More matter with less art

Paul Flynn MP says, "on Thursday last, 14th April, the Commons was treated to the best speech made in this Parliament.

"An unrivalled authoritative source as a soldier and a politician, Adam Holloway revealed the truth on the shared conspiracy that led 634 UK soldiers to the deaths and left 2,000 others to survive, maimed in mind or body."
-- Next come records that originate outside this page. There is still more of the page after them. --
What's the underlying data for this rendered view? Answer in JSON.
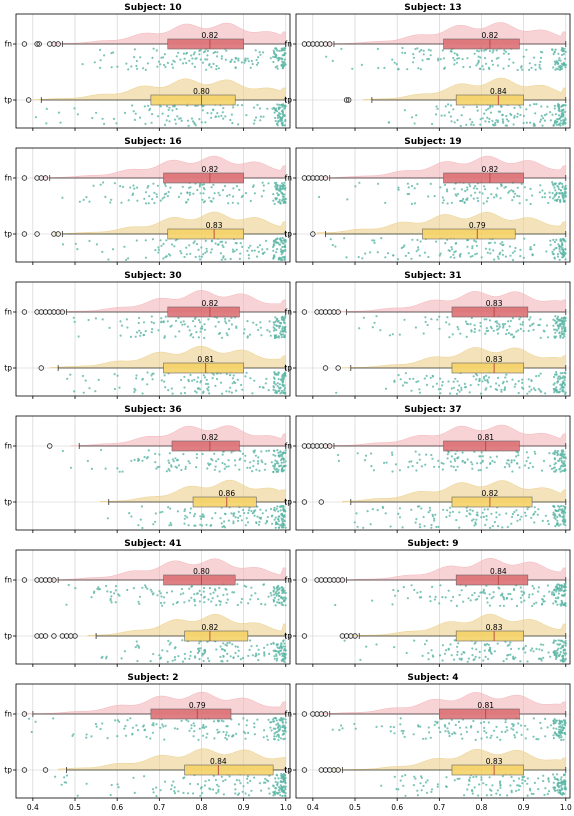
{
  "chart_data": {
    "type": "raincloud",
    "shared_x_axis": {
      "range": [
        0.36,
        1.01
      ],
      "ticks": [
        "0.4",
        "0.5",
        "0.6",
        "0.7",
        "0.8",
        "0.9",
        "1.0"
      ],
      "tick_values": [
        0.4,
        0.5,
        0.6,
        0.7,
        0.8,
        0.9,
        1.0
      ]
    },
    "categories": [
      "fn",
      "tp"
    ],
    "colors": {
      "fn": "#d9686f",
      "tp": "#f5d060",
      "fn_cloud": "#f4b6ba",
      "tp_cloud": "#ecd08c",
      "dots": "#5ab5a5",
      "grid": "#cccccc",
      "median": "#b5443e"
    },
    "grid": true,
    "panels": [
      {
        "title": "Subject: 10",
        "fn": {
          "q1": 0.72,
          "median": 0.82,
          "q3": 0.9,
          "wlo": 0.47,
          "whi": 1.0,
          "outliers": [
            0.38,
            0.41,
            0.415,
            0.44,
            0.45,
            0.46
          ],
          "label": "0.82"
        },
        "tp": {
          "q1": 0.68,
          "median": 0.8,
          "q3": 0.88,
          "wlo": 0.42,
          "whi": 1.0,
          "outliers": [
            0.39
          ],
          "label": "0.80"
        }
      },
      {
        "title": "Subject: 13",
        "fn": {
          "q1": 0.71,
          "median": 0.82,
          "q3": 0.89,
          "wlo": 0.45,
          "whi": 1.0,
          "outliers": [
            0.38,
            0.39,
            0.4,
            0.41,
            0.42,
            0.43,
            0.44
          ],
          "label": "0.82"
        },
        "tp": {
          "q1": 0.74,
          "median": 0.84,
          "q3": 0.9,
          "wlo": 0.54,
          "whi": 1.0,
          "outliers": [
            0.48,
            0.485
          ],
          "label": "0.84"
        }
      },
      {
        "title": "Subject: 16",
        "fn": {
          "q1": 0.71,
          "median": 0.82,
          "q3": 0.9,
          "wlo": 0.44,
          "whi": 1.0,
          "outliers": [
            0.38,
            0.41,
            0.42,
            0.43
          ],
          "label": "0.82"
        },
        "tp": {
          "q1": 0.72,
          "median": 0.83,
          "q3": 0.9,
          "wlo": 0.47,
          "whi": 1.0,
          "outliers": [
            0.38,
            0.41,
            0.45,
            0.46
          ],
          "label": "0.83"
        }
      },
      {
        "title": "Subject: 19",
        "fn": {
          "q1": 0.71,
          "median": 0.82,
          "q3": 0.9,
          "wlo": 0.44,
          "whi": 1.0,
          "outliers": [
            0.38,
            0.39,
            0.4,
            0.41,
            0.42,
            0.43
          ],
          "label": "0.82"
        },
        "tp": {
          "q1": 0.66,
          "median": 0.79,
          "q3": 0.88,
          "wlo": 0.43,
          "whi": 1.0,
          "outliers": [
            0.4
          ],
          "label": "0.79"
        }
      },
      {
        "title": "Subject: 30",
        "fn": {
          "q1": 0.72,
          "median": 0.82,
          "q3": 0.89,
          "wlo": 0.48,
          "whi": 1.0,
          "outliers": [
            0.38,
            0.41,
            0.42,
            0.43,
            0.44,
            0.45,
            0.46,
            0.47
          ],
          "label": "0.82"
        },
        "tp": {
          "q1": 0.71,
          "median": 0.81,
          "q3": 0.9,
          "wlo": 0.46,
          "whi": 1.0,
          "outliers": [
            0.42
          ],
          "label": "0.81"
        }
      },
      {
        "title": "Subject: 31",
        "fn": {
          "q1": 0.73,
          "median": 0.83,
          "q3": 0.91,
          "wlo": 0.48,
          "whi": 1.0,
          "outliers": [
            0.38,
            0.41,
            0.42,
            0.43,
            0.44,
            0.45,
            0.46
          ],
          "label": "0.83"
        },
        "tp": {
          "q1": 0.73,
          "median": 0.83,
          "q3": 0.9,
          "wlo": 0.49,
          "whi": 1.0,
          "outliers": [
            0.43,
            0.46
          ],
          "label": "0.83"
        }
      },
      {
        "title": "Subject: 36",
        "fn": {
          "q1": 0.73,
          "median": 0.82,
          "q3": 0.89,
          "wlo": 0.51,
          "whi": 1.0,
          "outliers": [
            0.44
          ],
          "label": "0.82"
        },
        "tp": {
          "q1": 0.78,
          "median": 0.86,
          "q3": 0.93,
          "wlo": 0.58,
          "whi": 1.0,
          "outliers": [],
          "label": "0.86"
        }
      },
      {
        "title": "Subject: 37",
        "fn": {
          "q1": 0.71,
          "median": 0.81,
          "q3": 0.89,
          "wlo": 0.45,
          "whi": 1.0,
          "outliers": [
            0.38,
            0.39,
            0.4,
            0.41,
            0.42,
            0.43,
            0.44
          ],
          "label": "0.81"
        },
        "tp": {
          "q1": 0.73,
          "median": 0.82,
          "q3": 0.92,
          "wlo": 0.49,
          "whi": 1.0,
          "outliers": [
            0.38,
            0.42
          ],
          "label": "0.82"
        }
      },
      {
        "title": "Subject: 41",
        "fn": {
          "q1": 0.71,
          "median": 0.8,
          "q3": 0.88,
          "wlo": 0.46,
          "whi": 1.0,
          "outliers": [
            0.38,
            0.41,
            0.42,
            0.43,
            0.44,
            0.45
          ],
          "label": "0.80"
        },
        "tp": {
          "q1": 0.76,
          "median": 0.82,
          "q3": 0.91,
          "wlo": 0.55,
          "whi": 1.0,
          "outliers": [
            0.41,
            0.42,
            0.43,
            0.45,
            0.47,
            0.48,
            0.49,
            0.5
          ],
          "label": "0.82"
        }
      },
      {
        "title": "Subject: 9",
        "fn": {
          "q1": 0.74,
          "median": 0.84,
          "q3": 0.91,
          "wlo": 0.48,
          "whi": 1.0,
          "outliers": [
            0.38,
            0.41,
            0.42,
            0.43,
            0.44,
            0.45,
            0.46,
            0.47
          ],
          "label": "0.84"
        },
        "tp": {
          "q1": 0.74,
          "median": 0.83,
          "q3": 0.9,
          "wlo": 0.51,
          "whi": 1.0,
          "outliers": [
            0.38,
            0.47,
            0.48,
            0.49,
            0.5
          ],
          "label": "0.83"
        }
      },
      {
        "title": "Subject: 2",
        "fn": {
          "q1": 0.68,
          "median": 0.79,
          "q3": 0.87,
          "wlo": 0.4,
          "whi": 1.0,
          "outliers": [
            0.38
          ],
          "label": "0.79"
        },
        "tp": {
          "q1": 0.76,
          "median": 0.84,
          "q3": 0.97,
          "wlo": 0.48,
          "whi": 1.0,
          "outliers": [
            0.38,
            0.43
          ],
          "label": "0.84"
        }
      },
      {
        "title": "Subject: 4",
        "fn": {
          "q1": 0.7,
          "median": 0.81,
          "q3": 0.89,
          "wlo": 0.44,
          "whi": 1.0,
          "outliers": [
            0.38,
            0.4,
            0.41,
            0.42,
            0.43
          ],
          "label": "0.81"
        },
        "tp": {
          "q1": 0.73,
          "median": 0.83,
          "q3": 0.9,
          "wlo": 0.47,
          "whi": 1.0,
          "outliers": [
            0.38,
            0.42,
            0.43,
            0.44,
            0.45,
            0.46
          ],
          "label": "0.83"
        }
      }
    ]
  }
}
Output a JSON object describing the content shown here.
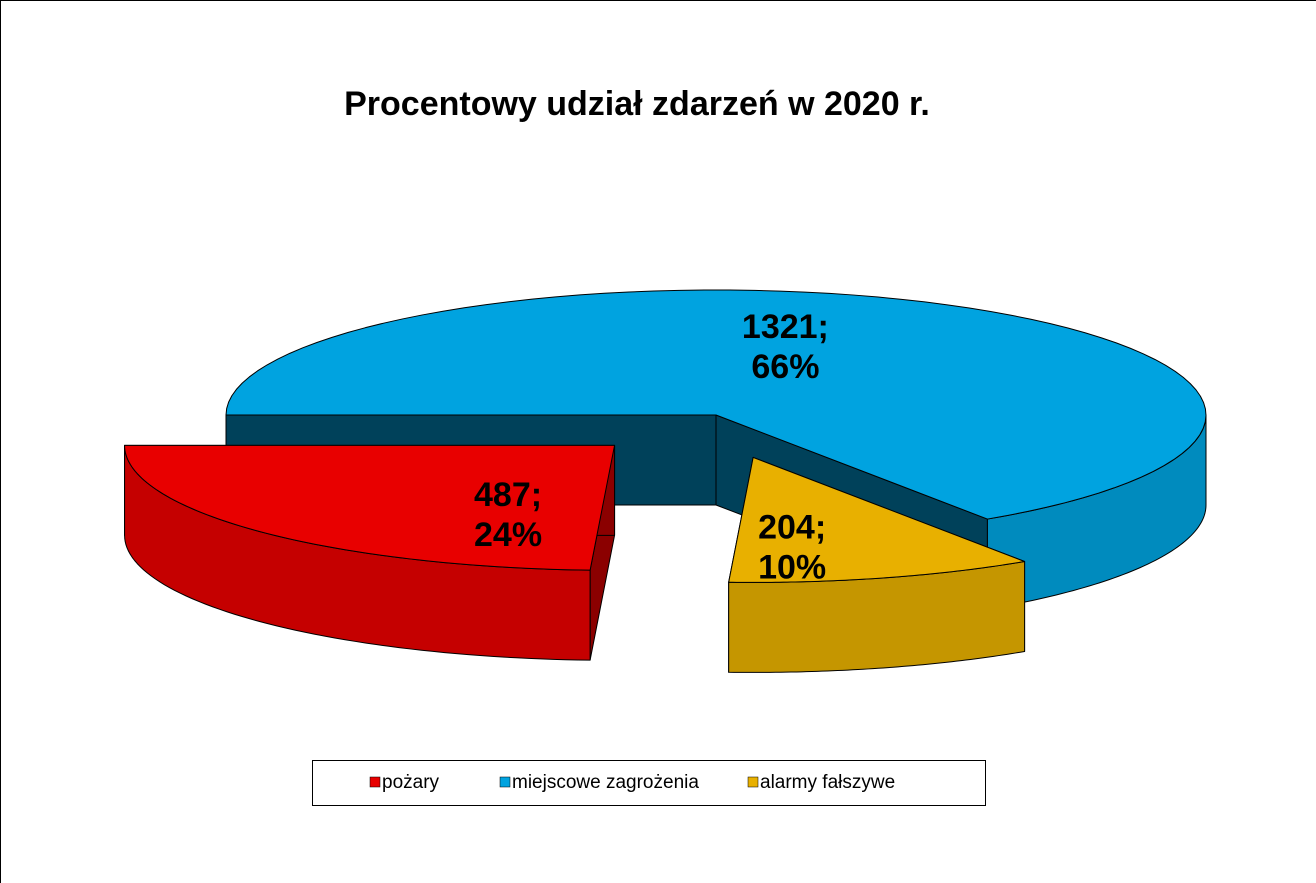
{
  "chart_data": {
    "type": "pie3d",
    "title": "Procentowy udział zdarzeń w 2020 r.",
    "categories": [
      "pożary",
      "miejscowe zagrożenia",
      "alarmy fałszywe"
    ],
    "values": [
      487,
      1321,
      204
    ],
    "value_labels": [
      [
        "487;",
        "24%"
      ],
      [
        "1321;",
        "66%"
      ],
      [
        "204;",
        "10%"
      ]
    ],
    "colors": [
      "#e80000",
      "#00a3e0",
      "#e8b000"
    ],
    "legend": "bottom"
  }
}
The three paragraphs below are the meat in the sandwich as far as I am concerned.
From what I have seen on the ground since I became an MP in 2005—in Iraq, Afghanistan, Libya and last week in Syria with my right hon. Friend the Member for Haltemprice and Howden—I believe that the full panoply of the Government machine has become dysfunctional in four overlapping parts. First, we have suffered from having a narrowly focused class of professional politicians who understand politics, not leadership, and who have almost no understanding of the complexities or realities on the ground. Secondly, we have ambitious civil servants who know that careers advance by staying close to what the rest of the group think. Thirdly, we have military officers with a civil service mindset who have also learned that the right answer is “we can do it” rather than “we can’t do it without…”. Finally, we have experts who are ignored or marginalised.
No experts were present at President Bush’s Prairie Chapel ranch when Prime Minister Blair agreed to support a US-led invasion of Iraq. Of course, Prime Minister Blair was determined to uphold the US-UK alliance, but he does not seem to have made even the slightest attempt to stop his friend President Bush from driving us drunk into Iraq. Back home, we needed to find reasons to go into Iraq, and we created the infamous dossier in a sort of late-night essay crisis. So late into ​the night did they work in Downing Street that they managed to read the bit from the top-secret, single-source report about missiles but failed to read the “analyst’s comment” section of the CX. They failed to see the comment that there was no way in which the missiles referred to could still be in the hands of Saddam Hussein.
Most of the public, as well as many people in Parliament, were in good faith convinced by the Prime Minister. Later, we convinced ourselves that we were in Afghanistan to “fight them over there” so that we did not have to “fight them over here”. Several years ago, after I had given a presentation to an immensely senior person in a previous Government, he asked me, “Adam, are you really saying that the Taliban are not a threat to the UK?” That revealed a fundamental misunderstanding of the difference between the Taliban and al-Qaeda; it almost beggared belief. That difference between a local xenophobic tribal traditional movement and a death cult was not, and is still not, understood.
I recommend you read the whole thing at http://paulflynnmp.typepad.com/my_weblog/2016/04/best-speech-in-this-parliament-ignored-by-media.html.

I must try and pay attention to this Holloway fella, bearing in mind I blogged my bafflement over afghanistan only eight days ago (Icons passim).